Fig 7mir-2284/mir-2285 family miRs in Bos taurus.
a A heat map for the expression of annotated and novel mir-2284/mir-2285 family miRs. b A phylogenetic tree for the bta-2284/bta-2285 family. Variants of bta-mir-2284 appear in red and variants of bta-mir-2285 appear in blue. Colors for novel predictions appear lighter than those for annotated predictions. c Abundance of miRs for the 5′ and 3′ sides of the mir-2284/mir-2285 family. The 5′ product tends to show greater expression in the mir-2284 family while the 3′ product shows greater expression in the mir-2285 family.
Fig 8Novel microRNA families identified by miRWoods.
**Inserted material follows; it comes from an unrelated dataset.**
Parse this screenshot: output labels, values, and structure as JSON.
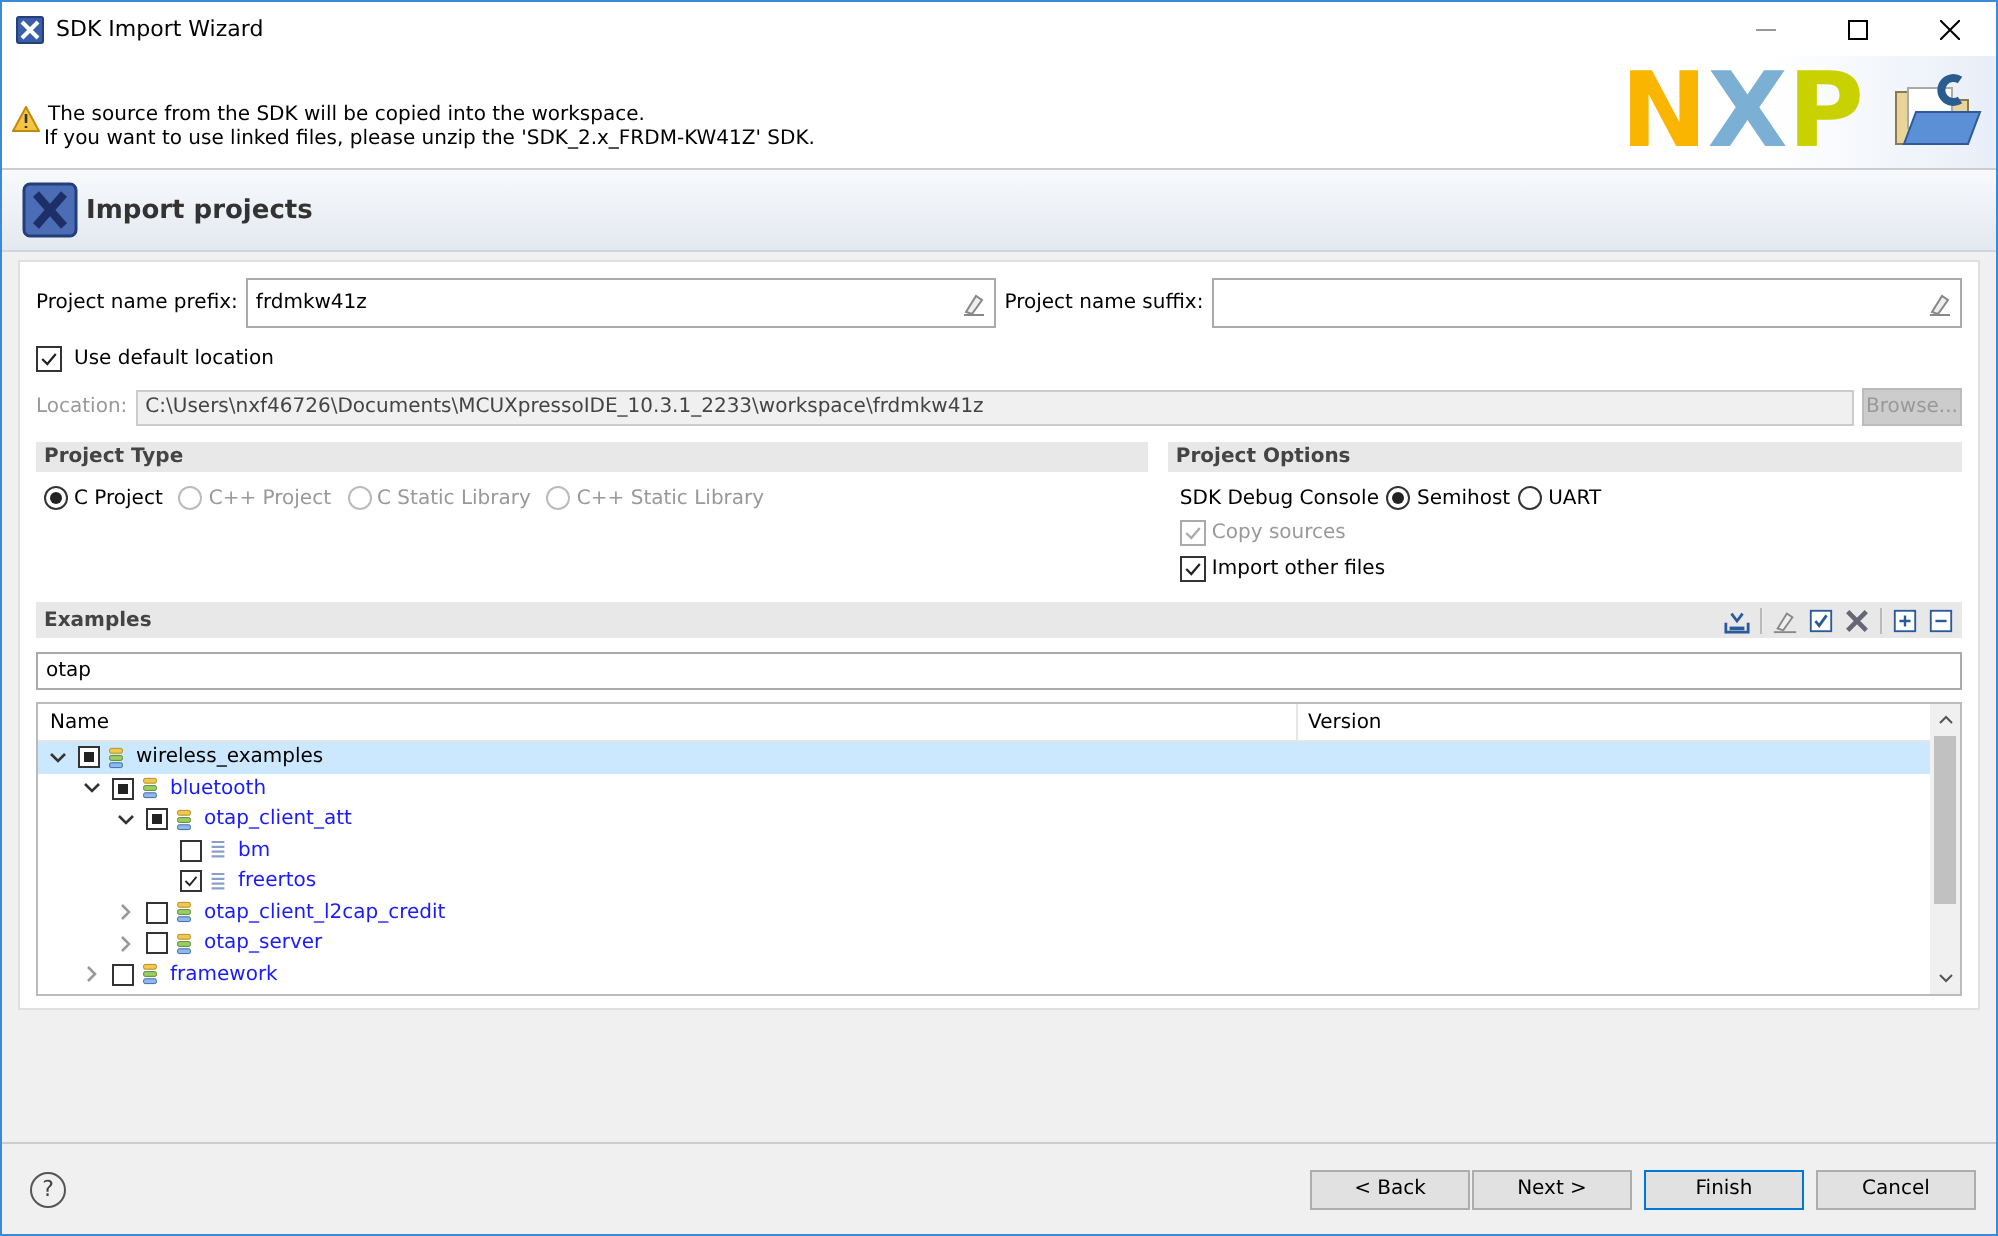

a hsa-novel-8 is a mirtron predicted for both MCF-7 sets where expression was decreased in the Dicer knockdown sets. b hsa-Novel-185 is a mirtron predicted within the human cell lines set and the MCF-7 (cytoplasmic fraction) set. It also shows reduced expression in the Dicer knockdown version of the MCF-7 set. c The structure of hsa-novel-8. d The structure of hsa-Novel-185. e Phylogeny comparing the LAMA5 intron and CHD3 intron for several mammals. f Novel miR predicted in bovine genome in an intron of TYK2. g novel predicted miR in the feline genome in the same intron of TYK2 h structure of novel feline miR. i structure of novel bovine miR. Eight nucleoties were removed from the 5' end, and two were added to the 3' end to match the feline hairpin precursor boundaries. j A phylogeny comparing the TYK2 intron in several mammals.